Sinon, il semble que tout le Piémont, à la différence d’autres régions situées plus au sud, se soit mis progressivement au rythme « Gaja » et ne sache plus désormais ce que le mot « procrastination » veut dire.
Très belle dégustation chez Sandrone avec un Barolo Cannubi Boschis 2005, fin, délié, caressant, à la chair exquise ; et un Barolo Le Vigne 2005, très droit, très ferme auquel l’assemblage des crus (Vignane, Merloe, Conterni et Cerretta) et les vieilles vignes, dans ce millésime, confèrent un supplément de sève et de minéralité. On retrouve ce tandem en 2006, autre très beau millésime.
Les deux vins y atteignent des sommets avec, cette fois-ci, un coup de cœur au Cannubi Boschis, dense, profond, complexe, serti dans son inimitable texture.
Pour ceux qui s’arrêtent encore de compter à 100, je sens qu’ils seront tout près de leur nirvana !
J’avais évoqué ici l’extravagante histoire de la fée du Barolo, Josetta Saffirio. Deux ans plus tard, une cave immense a concrétisé ce projet.
C’est Sara, la fille de Josetta qui s’en occupe, déambulant, elle aussi, à toute allure dans ce nouveau vaisseau spatial. Pour l’heure, Sara paraît bien seule, presque perdue, dans ce dédale. A-t-elle vu trop grand ? Mais non, mais non… Elle va se marier en décembre, avec un jeune homme qui habite sur la colline en face et qui fait, lui aussi, du vin.

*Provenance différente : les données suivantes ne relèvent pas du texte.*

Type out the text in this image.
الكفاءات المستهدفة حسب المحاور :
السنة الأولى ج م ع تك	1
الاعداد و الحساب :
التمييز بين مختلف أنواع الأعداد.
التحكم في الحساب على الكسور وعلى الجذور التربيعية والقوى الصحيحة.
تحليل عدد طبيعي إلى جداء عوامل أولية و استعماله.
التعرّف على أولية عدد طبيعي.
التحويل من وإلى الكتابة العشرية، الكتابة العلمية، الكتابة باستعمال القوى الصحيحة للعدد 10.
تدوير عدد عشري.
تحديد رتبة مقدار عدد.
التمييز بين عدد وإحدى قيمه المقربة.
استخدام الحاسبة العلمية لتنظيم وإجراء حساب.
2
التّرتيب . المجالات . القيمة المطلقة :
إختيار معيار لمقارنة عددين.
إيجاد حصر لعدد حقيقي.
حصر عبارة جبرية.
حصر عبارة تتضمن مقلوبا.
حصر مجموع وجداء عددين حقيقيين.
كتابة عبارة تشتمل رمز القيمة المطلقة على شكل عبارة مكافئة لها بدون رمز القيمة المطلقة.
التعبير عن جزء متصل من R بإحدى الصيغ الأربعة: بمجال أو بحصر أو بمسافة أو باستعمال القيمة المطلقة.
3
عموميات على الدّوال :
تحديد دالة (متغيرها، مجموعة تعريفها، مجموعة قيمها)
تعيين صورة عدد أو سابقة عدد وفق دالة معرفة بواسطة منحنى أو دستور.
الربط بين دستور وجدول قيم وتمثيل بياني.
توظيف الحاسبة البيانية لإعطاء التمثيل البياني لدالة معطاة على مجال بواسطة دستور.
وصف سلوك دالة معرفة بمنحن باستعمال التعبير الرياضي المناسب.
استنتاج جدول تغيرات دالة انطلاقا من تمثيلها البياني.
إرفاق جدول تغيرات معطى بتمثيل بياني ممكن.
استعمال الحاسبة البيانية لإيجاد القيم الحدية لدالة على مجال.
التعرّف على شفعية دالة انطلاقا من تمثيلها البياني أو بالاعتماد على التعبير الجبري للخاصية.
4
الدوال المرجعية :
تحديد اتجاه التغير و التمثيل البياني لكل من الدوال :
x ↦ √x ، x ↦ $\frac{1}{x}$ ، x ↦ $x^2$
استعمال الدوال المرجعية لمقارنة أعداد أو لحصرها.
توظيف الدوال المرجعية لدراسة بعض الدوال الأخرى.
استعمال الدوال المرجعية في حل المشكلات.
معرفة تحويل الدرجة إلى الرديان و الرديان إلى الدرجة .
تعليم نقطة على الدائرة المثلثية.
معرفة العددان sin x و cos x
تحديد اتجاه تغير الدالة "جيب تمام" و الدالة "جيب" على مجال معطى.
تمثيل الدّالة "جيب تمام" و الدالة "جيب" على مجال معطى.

En attendant on goûte quelques vins de cette nouvelle cave qui devrait faire parler d’elle, et pas seulement parce que Sara a la grâce d’une bayadère. Un Langhe bianco 2008 issu d’un cépage original (sans doute originaire de Cinque Terre), présent en Italie du nord, le rossese. Original, intrigant, avec ses notes d’agrumes et de romarin. A noter aussi un très joli Langhe rosso 2007 issu du nebbiolo, tout en intensité fruitée, sur des notes pétantes de fraise, avec une bouche gourmande, pulpeuse. Mais le fleuron de la cave, ici, c’est le Barolo Persiera dont nous dégustons le millésime 2005 : dense et raffiné dans ses tannins, il fait montre d’une vraie dimension de complexité.
Le paysage des Langhe vu depuis la cave de Parusso.
Un dernier arrêt chez la tête chercheuse du Barolo : Marco Parusso est en Allemagne ; c’est Tiziana, sa sœur, qui nous fait goûter les vins.
Allez, juste avant de reprendre la route vers le nord, cette merveille, un des plus grands vins dégustés depuis deux jours, le Barolo Bussia 2006 ! Séquence émotion. L’archétype d’un Bussia de grande origine, fin, précis, nuancé, un vin à facettes multiples, sur la rose, la réglisse, la pêche avec une formidable assise tannique, sans une once de vulgarité.
Je ne résiste pas au plaisir de rappeler la définition que donne Marco du Bussia : « Plus qu’un vin, c’est un style de vie, mais, attention, pas pour tous ! C’est pour une vie élégante, équilibrée, pas pour ceux qui sont devenus riches en peu de temps »
Dommage qu’il ne soit pas là, on eût aimé lui poser cette question : »Oui, mais quid de ceux qui, naguère riches, sont devenus tout à coup un peu plus pauvres ? »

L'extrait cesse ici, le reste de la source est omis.